On Tue, Dec 14, 2010 at 10:08 AM, Offray Vladimir Luna Cárdenas
<[email protected]> wrote:

> Yes. I give it a glimpse but seems too related with scripting Leo in Python
> and not the other way around, that is what I'm looking for. For example,
> g.es("Hello word") would be non-portable outside Leo and the rest of the
> chapter seems related to create scripts that access positions of the outline
> and things like that. Yesterday, after looking at this chapter, I ended
> looking for a newbie environment for python programming and I found SPE
> (Stani's Python Editor) that seems friendly enough. You start writing your
> scritps and see a explicit button that run them and, if the script needs
> parameters a pop-up window will ask for them, and you will see print the
> outputs in an embedded shell. You can also import your code to that shell
> and stat to thinker with it.

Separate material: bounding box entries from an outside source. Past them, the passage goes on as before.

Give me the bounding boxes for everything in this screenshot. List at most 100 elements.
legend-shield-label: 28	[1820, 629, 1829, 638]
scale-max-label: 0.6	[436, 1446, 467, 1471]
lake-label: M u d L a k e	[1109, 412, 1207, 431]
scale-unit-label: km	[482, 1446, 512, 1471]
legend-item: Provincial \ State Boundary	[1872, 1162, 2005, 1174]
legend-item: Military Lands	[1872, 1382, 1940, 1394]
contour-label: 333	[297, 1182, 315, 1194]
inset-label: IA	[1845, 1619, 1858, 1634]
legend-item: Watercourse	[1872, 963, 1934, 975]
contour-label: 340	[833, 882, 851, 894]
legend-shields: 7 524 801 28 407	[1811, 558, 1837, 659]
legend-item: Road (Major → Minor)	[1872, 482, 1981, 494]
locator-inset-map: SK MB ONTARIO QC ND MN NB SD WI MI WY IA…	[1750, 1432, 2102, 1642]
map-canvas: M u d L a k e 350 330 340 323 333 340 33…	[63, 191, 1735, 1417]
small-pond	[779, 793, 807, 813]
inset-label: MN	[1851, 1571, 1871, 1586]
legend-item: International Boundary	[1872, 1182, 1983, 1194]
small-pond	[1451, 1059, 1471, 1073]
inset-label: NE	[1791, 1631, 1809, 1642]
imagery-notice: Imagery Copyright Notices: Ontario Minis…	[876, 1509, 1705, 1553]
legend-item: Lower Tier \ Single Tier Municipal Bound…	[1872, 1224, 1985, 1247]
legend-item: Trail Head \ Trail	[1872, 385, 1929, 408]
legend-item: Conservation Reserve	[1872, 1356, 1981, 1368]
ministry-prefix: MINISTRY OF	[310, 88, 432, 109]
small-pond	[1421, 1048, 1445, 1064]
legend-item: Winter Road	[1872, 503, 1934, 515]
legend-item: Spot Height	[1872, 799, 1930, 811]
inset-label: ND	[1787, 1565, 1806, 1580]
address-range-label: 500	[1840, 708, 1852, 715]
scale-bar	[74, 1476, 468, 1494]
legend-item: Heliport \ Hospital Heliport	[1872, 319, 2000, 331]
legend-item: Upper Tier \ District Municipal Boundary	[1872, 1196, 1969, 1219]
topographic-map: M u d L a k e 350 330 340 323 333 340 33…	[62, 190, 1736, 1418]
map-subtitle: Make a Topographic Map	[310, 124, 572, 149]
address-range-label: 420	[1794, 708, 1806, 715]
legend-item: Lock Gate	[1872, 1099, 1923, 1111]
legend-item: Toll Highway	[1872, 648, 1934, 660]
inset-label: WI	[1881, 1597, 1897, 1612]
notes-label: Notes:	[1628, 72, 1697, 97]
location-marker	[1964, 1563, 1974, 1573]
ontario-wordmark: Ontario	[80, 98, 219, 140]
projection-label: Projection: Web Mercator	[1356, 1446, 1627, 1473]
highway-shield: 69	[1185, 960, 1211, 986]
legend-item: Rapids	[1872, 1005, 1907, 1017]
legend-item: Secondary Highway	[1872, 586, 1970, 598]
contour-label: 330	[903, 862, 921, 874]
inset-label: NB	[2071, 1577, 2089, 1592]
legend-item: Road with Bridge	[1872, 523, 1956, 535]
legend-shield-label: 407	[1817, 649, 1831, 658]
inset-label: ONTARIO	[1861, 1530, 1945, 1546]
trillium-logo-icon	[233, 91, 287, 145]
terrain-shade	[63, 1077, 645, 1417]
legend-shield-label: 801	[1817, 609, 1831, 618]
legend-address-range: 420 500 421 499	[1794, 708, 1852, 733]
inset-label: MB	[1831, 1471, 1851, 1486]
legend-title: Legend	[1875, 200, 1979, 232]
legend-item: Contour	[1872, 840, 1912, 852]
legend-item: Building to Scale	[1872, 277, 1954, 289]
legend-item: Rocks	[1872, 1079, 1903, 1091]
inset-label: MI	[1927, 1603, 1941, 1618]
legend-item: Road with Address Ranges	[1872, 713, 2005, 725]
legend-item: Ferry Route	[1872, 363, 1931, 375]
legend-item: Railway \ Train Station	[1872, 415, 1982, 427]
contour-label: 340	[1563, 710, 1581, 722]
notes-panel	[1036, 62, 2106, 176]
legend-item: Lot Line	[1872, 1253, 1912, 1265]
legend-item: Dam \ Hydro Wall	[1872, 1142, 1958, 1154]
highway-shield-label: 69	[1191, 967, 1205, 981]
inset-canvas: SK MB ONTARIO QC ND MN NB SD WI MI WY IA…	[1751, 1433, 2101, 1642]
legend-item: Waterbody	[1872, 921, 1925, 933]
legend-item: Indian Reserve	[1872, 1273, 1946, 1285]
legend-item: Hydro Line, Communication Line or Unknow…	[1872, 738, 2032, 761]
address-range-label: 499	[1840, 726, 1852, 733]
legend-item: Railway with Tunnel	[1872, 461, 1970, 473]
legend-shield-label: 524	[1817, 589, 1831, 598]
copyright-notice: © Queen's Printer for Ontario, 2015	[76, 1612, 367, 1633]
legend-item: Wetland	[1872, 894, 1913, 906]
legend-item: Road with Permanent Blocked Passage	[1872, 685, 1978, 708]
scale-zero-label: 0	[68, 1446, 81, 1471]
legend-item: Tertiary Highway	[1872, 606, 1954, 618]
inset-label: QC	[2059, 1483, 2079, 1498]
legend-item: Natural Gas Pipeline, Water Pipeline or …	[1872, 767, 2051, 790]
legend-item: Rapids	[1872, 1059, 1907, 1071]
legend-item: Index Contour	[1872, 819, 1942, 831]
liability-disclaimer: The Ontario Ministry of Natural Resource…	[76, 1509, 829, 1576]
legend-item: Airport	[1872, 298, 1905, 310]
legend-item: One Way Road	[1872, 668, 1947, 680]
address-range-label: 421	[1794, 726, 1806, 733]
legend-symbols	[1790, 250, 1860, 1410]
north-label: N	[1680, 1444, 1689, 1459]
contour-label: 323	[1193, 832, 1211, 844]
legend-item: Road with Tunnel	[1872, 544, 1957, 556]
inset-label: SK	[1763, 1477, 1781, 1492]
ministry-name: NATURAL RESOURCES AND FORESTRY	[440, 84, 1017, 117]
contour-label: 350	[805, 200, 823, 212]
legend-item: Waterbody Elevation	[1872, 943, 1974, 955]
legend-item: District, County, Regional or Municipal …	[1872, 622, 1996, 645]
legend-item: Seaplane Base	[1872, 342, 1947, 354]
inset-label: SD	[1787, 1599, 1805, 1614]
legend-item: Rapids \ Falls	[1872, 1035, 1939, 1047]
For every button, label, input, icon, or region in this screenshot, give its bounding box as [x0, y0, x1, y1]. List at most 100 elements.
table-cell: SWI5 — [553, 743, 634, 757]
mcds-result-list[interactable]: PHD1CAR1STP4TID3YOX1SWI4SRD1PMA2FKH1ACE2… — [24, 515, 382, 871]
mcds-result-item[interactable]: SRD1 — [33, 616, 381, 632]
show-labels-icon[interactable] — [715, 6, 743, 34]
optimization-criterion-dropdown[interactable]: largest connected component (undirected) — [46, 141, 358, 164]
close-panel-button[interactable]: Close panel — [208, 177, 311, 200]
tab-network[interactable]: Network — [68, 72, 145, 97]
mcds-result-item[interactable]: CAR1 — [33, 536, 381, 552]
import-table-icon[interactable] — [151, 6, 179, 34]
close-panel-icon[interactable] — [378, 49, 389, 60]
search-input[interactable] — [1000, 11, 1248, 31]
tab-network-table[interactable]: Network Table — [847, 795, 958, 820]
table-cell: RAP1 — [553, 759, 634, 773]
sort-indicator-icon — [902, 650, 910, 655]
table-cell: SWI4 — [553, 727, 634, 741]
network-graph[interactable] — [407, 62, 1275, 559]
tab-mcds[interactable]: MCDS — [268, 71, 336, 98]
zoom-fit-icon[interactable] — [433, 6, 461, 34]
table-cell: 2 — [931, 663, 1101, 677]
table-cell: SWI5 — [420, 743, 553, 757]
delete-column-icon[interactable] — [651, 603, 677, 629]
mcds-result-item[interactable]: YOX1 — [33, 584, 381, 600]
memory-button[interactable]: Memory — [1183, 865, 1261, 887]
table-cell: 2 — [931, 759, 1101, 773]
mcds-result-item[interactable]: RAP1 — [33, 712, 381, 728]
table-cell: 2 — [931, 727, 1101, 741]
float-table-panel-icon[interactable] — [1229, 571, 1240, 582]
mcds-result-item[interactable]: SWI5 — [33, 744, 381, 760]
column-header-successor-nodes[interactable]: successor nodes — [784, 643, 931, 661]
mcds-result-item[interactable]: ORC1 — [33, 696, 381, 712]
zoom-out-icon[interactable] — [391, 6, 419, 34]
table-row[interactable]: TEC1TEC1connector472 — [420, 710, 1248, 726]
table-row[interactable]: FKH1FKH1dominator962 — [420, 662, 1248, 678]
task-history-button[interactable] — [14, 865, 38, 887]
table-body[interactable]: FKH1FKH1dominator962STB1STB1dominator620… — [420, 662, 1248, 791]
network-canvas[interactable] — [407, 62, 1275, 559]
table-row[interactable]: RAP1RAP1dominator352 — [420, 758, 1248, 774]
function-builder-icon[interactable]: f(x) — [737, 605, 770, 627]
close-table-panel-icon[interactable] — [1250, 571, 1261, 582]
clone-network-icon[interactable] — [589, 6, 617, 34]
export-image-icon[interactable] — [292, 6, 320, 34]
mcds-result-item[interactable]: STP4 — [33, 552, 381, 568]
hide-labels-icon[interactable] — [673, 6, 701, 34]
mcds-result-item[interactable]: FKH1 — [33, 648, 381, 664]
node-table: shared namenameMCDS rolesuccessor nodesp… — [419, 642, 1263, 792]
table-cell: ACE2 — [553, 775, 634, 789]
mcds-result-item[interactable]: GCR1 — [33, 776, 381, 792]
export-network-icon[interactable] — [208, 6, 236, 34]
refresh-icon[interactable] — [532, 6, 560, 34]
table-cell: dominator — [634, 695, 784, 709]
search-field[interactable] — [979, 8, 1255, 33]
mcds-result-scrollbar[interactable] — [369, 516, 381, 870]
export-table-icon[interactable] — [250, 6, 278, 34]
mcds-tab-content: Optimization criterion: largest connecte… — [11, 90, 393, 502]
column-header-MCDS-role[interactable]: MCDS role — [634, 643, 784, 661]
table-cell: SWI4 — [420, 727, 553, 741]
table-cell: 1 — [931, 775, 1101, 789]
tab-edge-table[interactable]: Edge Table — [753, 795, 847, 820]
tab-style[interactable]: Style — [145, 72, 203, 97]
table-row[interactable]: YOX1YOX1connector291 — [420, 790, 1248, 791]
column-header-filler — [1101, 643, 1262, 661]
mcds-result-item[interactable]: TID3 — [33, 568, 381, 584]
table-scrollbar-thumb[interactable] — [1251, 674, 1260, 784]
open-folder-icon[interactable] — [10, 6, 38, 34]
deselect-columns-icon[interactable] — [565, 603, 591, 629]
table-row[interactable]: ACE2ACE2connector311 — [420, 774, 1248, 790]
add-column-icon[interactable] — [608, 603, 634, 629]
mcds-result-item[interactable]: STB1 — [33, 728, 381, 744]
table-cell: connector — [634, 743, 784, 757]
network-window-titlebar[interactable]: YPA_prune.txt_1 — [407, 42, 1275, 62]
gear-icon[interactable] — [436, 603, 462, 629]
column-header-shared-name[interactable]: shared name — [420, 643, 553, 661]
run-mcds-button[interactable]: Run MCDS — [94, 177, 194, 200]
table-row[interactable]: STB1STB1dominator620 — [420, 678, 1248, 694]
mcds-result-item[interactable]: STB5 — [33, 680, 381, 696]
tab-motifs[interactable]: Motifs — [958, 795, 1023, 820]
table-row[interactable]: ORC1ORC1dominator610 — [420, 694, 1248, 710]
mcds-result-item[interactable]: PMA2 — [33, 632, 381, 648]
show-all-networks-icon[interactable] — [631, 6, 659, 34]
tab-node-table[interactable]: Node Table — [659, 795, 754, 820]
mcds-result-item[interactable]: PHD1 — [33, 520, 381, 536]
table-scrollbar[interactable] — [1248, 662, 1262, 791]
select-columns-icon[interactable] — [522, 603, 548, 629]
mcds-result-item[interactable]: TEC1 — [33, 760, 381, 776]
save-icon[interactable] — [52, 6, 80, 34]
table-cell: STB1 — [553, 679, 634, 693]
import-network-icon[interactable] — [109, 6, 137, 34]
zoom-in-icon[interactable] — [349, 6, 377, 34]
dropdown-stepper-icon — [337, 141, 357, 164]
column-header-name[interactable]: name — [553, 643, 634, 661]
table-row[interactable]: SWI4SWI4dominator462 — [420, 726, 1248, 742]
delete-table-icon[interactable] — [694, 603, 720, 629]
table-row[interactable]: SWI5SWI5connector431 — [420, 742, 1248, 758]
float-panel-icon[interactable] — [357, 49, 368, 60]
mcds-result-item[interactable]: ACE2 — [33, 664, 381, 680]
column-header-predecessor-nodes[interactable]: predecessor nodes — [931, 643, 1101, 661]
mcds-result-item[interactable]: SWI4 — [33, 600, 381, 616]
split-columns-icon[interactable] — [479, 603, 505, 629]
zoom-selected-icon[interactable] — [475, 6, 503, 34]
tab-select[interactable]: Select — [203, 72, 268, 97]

I think that this kind of experience is
> possible with Leo, and may be is just matter of the proper documentation
> about how to make this possible or having a similar experience.

That might be a good first programming project for you :-)

As a simpler alternative, you could run Leo from a console, and use
the Python print statement to produce output.

I actually never use Python's input statement.  Instead, I set
arguments in the code itself, or get them from a part of the Leo
outline containing the script, as in the rst3 command, for example.